Kirkus Reviews QR Code
THE HACKMAN BLUES by Ken Bruen

THE HACKMAN BLUES

by Ken Bruen

Pub Date: April 13th, 1998
ISBN: 1-899344-22-5

Tony Brady, whose search for a Labour MP's Yorkshire terrier has earned him the title of ``Ace Ventura of Vauxhall,'' is a gay, balding manic-depressive (or at least cyclothymic) who's stopped taking his lithium. Naturally, racist, homophobic, well-connected Irish builder Jack Dunphy, who looks just like Gene Hackman, is convinced that Brady's the perfect man to locate his missing Cambridge-educated daughter Roz. And he's right, because only a few days after he takes Jack's money, Brady and his prison mate, Elias Rasheed Mohammed, find Roz slinking around the Ballistic, a black Brixton club that's home base to a bloke named Leon, who must have something that's keeping Roz happy. Bring her back anyway, says Jack, shoving a fat wad of notes at the master sleuths.

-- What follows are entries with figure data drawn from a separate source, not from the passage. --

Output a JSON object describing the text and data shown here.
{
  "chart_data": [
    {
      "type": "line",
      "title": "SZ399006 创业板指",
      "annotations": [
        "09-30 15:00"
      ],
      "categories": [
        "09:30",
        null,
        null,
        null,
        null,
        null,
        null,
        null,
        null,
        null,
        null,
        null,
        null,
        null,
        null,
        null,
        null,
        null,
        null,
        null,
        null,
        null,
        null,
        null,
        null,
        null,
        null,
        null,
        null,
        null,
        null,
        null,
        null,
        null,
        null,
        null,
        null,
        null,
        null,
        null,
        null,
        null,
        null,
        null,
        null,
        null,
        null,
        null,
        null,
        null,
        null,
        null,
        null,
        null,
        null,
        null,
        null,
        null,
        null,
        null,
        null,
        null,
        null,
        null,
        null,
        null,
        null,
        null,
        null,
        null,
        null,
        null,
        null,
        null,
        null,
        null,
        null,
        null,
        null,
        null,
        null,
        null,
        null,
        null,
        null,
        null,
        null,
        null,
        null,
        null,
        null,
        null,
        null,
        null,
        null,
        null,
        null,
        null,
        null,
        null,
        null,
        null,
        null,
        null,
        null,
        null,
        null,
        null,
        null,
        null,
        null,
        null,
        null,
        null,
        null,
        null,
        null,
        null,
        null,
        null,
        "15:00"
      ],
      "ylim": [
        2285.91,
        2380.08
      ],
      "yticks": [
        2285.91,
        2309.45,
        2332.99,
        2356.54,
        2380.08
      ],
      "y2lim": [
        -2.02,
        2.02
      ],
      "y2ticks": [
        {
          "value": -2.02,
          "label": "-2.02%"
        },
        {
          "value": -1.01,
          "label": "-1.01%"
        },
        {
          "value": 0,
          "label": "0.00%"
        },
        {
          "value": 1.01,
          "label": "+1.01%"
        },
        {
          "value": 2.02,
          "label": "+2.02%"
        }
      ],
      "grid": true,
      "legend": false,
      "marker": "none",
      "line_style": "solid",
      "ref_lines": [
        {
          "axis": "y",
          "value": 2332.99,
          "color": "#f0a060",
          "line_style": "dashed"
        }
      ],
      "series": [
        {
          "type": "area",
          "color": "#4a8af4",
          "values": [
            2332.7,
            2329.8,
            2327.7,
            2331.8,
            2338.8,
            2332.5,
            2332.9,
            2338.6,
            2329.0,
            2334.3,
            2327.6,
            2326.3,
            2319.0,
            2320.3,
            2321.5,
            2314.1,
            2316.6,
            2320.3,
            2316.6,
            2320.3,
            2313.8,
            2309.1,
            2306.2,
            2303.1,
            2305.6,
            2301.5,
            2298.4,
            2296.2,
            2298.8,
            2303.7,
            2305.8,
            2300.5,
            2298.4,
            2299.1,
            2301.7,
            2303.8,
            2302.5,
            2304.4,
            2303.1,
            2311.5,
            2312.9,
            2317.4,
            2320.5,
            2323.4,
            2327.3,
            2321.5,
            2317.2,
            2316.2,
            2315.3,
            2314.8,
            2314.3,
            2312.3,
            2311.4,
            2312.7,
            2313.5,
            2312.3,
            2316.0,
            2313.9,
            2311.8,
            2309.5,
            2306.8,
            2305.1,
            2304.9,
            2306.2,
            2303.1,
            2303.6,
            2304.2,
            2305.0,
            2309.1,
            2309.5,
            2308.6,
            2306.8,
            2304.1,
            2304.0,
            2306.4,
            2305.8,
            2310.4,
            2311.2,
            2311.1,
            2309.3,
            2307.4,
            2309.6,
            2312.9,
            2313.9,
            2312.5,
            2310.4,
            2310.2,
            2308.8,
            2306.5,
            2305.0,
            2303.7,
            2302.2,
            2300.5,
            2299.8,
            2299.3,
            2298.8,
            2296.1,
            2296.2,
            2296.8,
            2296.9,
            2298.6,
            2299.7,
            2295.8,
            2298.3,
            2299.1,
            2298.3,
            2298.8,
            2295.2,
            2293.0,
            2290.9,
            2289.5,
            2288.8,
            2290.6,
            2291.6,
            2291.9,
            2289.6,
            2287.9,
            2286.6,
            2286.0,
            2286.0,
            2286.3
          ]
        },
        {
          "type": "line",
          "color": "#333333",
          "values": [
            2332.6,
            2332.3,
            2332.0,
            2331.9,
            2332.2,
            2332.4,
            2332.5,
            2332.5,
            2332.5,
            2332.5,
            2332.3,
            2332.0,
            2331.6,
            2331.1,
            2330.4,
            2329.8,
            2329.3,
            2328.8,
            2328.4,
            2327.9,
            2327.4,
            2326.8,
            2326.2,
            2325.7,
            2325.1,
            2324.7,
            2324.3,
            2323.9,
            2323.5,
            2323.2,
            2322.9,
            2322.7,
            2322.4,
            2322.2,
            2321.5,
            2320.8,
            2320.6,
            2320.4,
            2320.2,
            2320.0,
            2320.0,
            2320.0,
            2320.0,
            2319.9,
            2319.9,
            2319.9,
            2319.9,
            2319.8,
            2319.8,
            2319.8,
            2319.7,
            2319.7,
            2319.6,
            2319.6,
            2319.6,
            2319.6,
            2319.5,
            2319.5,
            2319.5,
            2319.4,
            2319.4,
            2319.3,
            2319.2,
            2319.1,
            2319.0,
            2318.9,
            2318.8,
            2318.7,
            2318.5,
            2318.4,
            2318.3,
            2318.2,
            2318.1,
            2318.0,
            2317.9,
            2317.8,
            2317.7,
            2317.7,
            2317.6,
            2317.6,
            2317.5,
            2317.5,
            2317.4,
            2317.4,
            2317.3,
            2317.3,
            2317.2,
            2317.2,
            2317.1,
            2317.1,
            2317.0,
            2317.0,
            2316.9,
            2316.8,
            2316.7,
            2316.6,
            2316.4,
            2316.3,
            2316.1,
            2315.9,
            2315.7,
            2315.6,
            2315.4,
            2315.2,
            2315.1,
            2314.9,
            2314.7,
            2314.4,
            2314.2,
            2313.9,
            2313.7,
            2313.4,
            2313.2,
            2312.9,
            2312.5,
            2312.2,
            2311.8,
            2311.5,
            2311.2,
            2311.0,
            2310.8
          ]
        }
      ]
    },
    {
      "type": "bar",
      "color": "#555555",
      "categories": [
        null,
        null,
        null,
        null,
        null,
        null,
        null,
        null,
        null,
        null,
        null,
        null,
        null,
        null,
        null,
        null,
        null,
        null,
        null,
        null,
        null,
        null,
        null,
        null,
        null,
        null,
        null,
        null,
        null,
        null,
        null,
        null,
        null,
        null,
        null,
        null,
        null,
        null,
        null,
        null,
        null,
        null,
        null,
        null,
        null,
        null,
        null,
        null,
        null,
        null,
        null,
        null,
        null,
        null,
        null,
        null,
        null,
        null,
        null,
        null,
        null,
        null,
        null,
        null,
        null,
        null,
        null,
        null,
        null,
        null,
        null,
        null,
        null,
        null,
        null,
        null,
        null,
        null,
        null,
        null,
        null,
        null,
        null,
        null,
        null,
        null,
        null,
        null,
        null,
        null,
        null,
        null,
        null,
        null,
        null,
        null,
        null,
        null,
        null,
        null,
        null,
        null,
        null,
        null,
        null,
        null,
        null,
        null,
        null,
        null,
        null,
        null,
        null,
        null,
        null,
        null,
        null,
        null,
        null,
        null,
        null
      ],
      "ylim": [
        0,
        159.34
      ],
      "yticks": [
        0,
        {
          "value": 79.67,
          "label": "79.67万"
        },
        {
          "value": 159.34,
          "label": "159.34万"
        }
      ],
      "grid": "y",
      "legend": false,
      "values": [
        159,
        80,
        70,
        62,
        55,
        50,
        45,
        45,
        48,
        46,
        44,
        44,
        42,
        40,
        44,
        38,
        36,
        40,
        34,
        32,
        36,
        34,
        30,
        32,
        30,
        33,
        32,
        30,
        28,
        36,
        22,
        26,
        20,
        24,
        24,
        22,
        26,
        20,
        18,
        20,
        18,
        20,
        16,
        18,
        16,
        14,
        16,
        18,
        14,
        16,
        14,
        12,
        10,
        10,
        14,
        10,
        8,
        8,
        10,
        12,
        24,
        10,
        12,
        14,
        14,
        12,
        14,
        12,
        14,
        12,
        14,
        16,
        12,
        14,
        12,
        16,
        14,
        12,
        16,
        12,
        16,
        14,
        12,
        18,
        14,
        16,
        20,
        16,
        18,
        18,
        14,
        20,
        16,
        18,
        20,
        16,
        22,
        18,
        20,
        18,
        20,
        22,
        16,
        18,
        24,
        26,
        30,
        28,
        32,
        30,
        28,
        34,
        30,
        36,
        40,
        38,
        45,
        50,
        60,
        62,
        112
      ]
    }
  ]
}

Nothing could be simpler than following the client's orders, so Brady and Reed decide to grab Roz from Leon but keep her themselves, extracting payoffs from both the solicitous father and the outraged lover. Even in the hands of someone not so obsessed with blues, toy boys, and Gene Hackman, this would be a less-than-brilliant idea, but fans of Bruen's blistering noir valentine, Rilke on Black (1997), will enjoy seeing the Keystone Crooks get picked off one by one.